An important theme that we’ve heard in talking to investors recently has been the challenge of making commitments over the next two years. On the one hand, some investors feel that 2010 and 2011 are likely to be years with good opportunities to invest – prices are down from their pre-crash highs, and many good managers are bringing funds to market. On the other hand, some investors fear prices have already rebounded and that there is plenty of dry powder sitting idle on the sidelines, eagerly looking for transactions to invest in before commitment periods expire.
Either way, private equity investors are more allocation-constrained and cautious than in any time in recent memory. Many investors already have large uncalled commitments to private equity, and some have limited liquidity due to the overall market decline. As a result, investors are feeling the need to make sure that they have the solid information they need to maximize the value of an extraordinarily valuable resource: 2010-2011 commitments to private equity.
At the same time, changing perceptions are making investors rethink their allocation budget and their commitment process. Despite the widespread belief among consultants and investors that private equity as a class has low correlation to the public market and high returns, recent news and research suggest that this is probably not the case.
Ultimately, it appears that private equity is just some kind of levered equity, and that successful private equity investing is not at all automatic. Where private equity differs from the public market is that it is illiquid and inefficiently priced. For those reasons, it’s possible for some private equity limited partners to harvest or capture the elusive alpha – the non-market return due to manager skill or information. But alpha is not easy to find and it’s even harder to harvest.

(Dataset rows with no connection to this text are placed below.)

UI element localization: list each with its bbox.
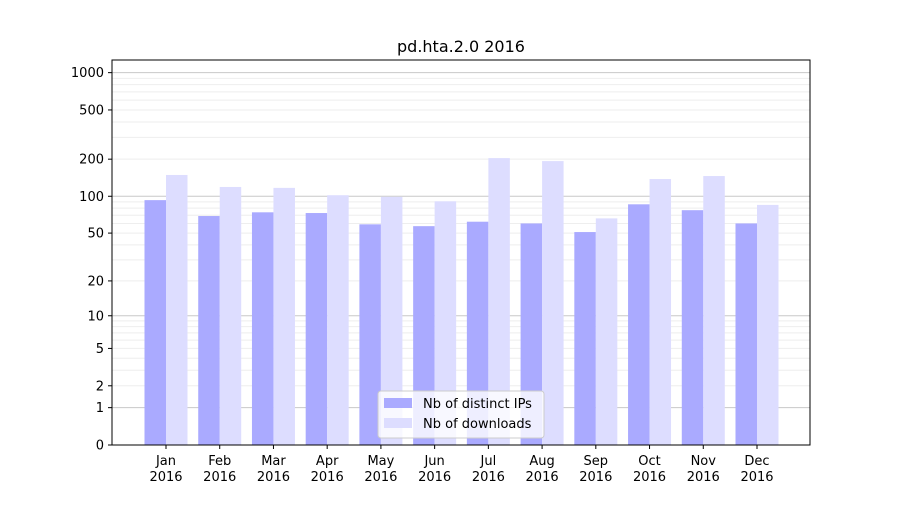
bar-downloads	[703, 176, 725, 445]
legend-swatch	[384, 398, 412, 408]
y-tick-label: 200	[79, 153, 104, 168]
bar-distinct-ips	[466, 221, 489, 445]
x-tick-label: Mar	[261, 454, 286, 469]
y-tick-label: 2	[96, 379, 104, 394]
legend: Nb of distinct IPs Nb of downloads	[377, 390, 545, 439]
bar-downloads	[757, 204, 779, 445]
x-tick-label: 2016	[472, 470, 505, 485]
x-tick-label: Aug	[529, 454, 554, 469]
y-tick-label: 20	[87, 274, 104, 289]
y-axis: 0 1 2 5 10 20 50 100 200 500 1000	[71, 66, 112, 454]
x-tick-label: 2016	[633, 470, 666, 485]
x-tick-label: Jan	[155, 454, 176, 469]
x-tick-label: 2016	[149, 470, 182, 485]
bar-distinct-ips	[198, 216, 220, 445]
bar-distinct-ips	[574, 232, 596, 445]
legend-label: Nb of distinct IPs	[423, 397, 532, 412]
bar-distinct-ips	[251, 212, 274, 445]
x-tick-label: Nov	[691, 454, 717, 469]
axes-frame	[111, 59, 811, 446]
legend-label: Nb of downloads	[423, 417, 532, 432]
x-tick-label: 2016	[364, 470, 397, 485]
x-tick-label: 2016	[740, 470, 773, 485]
bar-distinct-ips	[681, 210, 704, 445]
y-tick-label: 1000	[71, 66, 104, 81]
y-tick-label: 10	[87, 309, 104, 324]
bar-downloads	[595, 218, 618, 445]
x-tick-label: 2016	[257, 470, 290, 485]
x-tick-label: Oct	[638, 454, 660, 469]
x-tick-label: 2016	[579, 470, 612, 485]
x-tick-label: Feb	[208, 454, 231, 469]
y-tick-label: 500	[79, 103, 104, 118]
bar-downloads	[649, 179, 672, 445]
chart-title: pd.hta.2.0 2016	[397, 37, 525, 56]
bar-downloads	[380, 196, 403, 445]
bar-distinct-ips	[305, 213, 328, 445]
bar-downloads	[488, 158, 510, 446]
x-tick-label: Jun	[423, 454, 444, 469]
bar-distinct-ips	[359, 224, 381, 445]
y-tick-label: 5	[96, 342, 104, 357]
bar-distinct-ips	[144, 200, 166, 445]
bar-downloads	[219, 186, 242, 445]
y-tick-label: 50	[87, 227, 104, 242]
x-tick-label: 2016	[687, 470, 720, 485]
x-tick-label: Jul	[480, 454, 497, 469]
x-tick-label: 2016	[418, 470, 451, 485]
x-tick-label: Sep	[584, 454, 609, 469]
x-tick-label: Apr	[316, 454, 339, 469]
legend-box	[377, 390, 545, 439]
x-axis: Jan2016Feb2016Mar2016Apr2016May2016Jun20…	[149, 445, 774, 485]
y-tick-label: 0	[96, 439, 104, 454]
bar-downloads	[434, 201, 457, 445]
bar-distinct-ips	[628, 204, 650, 445]
x-tick-label: May	[367, 454, 394, 469]
bar-downloads	[273, 187, 295, 445]
bar-distinct-ips	[735, 223, 757, 445]
bar-downloads	[166, 174, 188, 445]
legend-swatch	[384, 418, 412, 428]
y-tick-label: 1	[96, 401, 104, 416]
x-tick-label: Dec	[744, 454, 769, 469]
bar-distinct-ips	[413, 226, 435, 445]
x-tick-label: 2016	[526, 470, 559, 485]
bar-downloads	[327, 195, 349, 445]
bar-distinct-ips	[520, 223, 543, 445]
bar-downloads	[542, 161, 564, 445]
x-tick-label: 2016	[311, 470, 344, 485]
bars	[144, 158, 779, 446]
x-tick-label: 2016	[203, 470, 236, 485]
y-tick-label: 100	[79, 190, 104, 205]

We have put together a white paper that discusses some of the evidence that a sub-set of investors are able to harvest positive alpha, even though private equity in aggregate appears to have none. We will also discuss some of the limitations of popular approaches to fund selection, and why so many investors make suboptimal decisions. Rather than leave our audience with more questions than answers, we discuss a new algorithm for estimating alpha in private equity that takes advantage of the kinds of information that private equity investors typically possess, without requiring information that they cannot know. Finally, we will demonstrate how this algorithm can be used to measure a limited partner’s ability to find and harvest alpha as well as a general partner’s capacity to create alpha for its investors.
Using this new tool for estimating alpha, private equity investors can improve their fund commitment process. Some investors might even come to the conclusion that their current process hasn’t actually captured any alpha, which would likely lead to an entirely different conversation.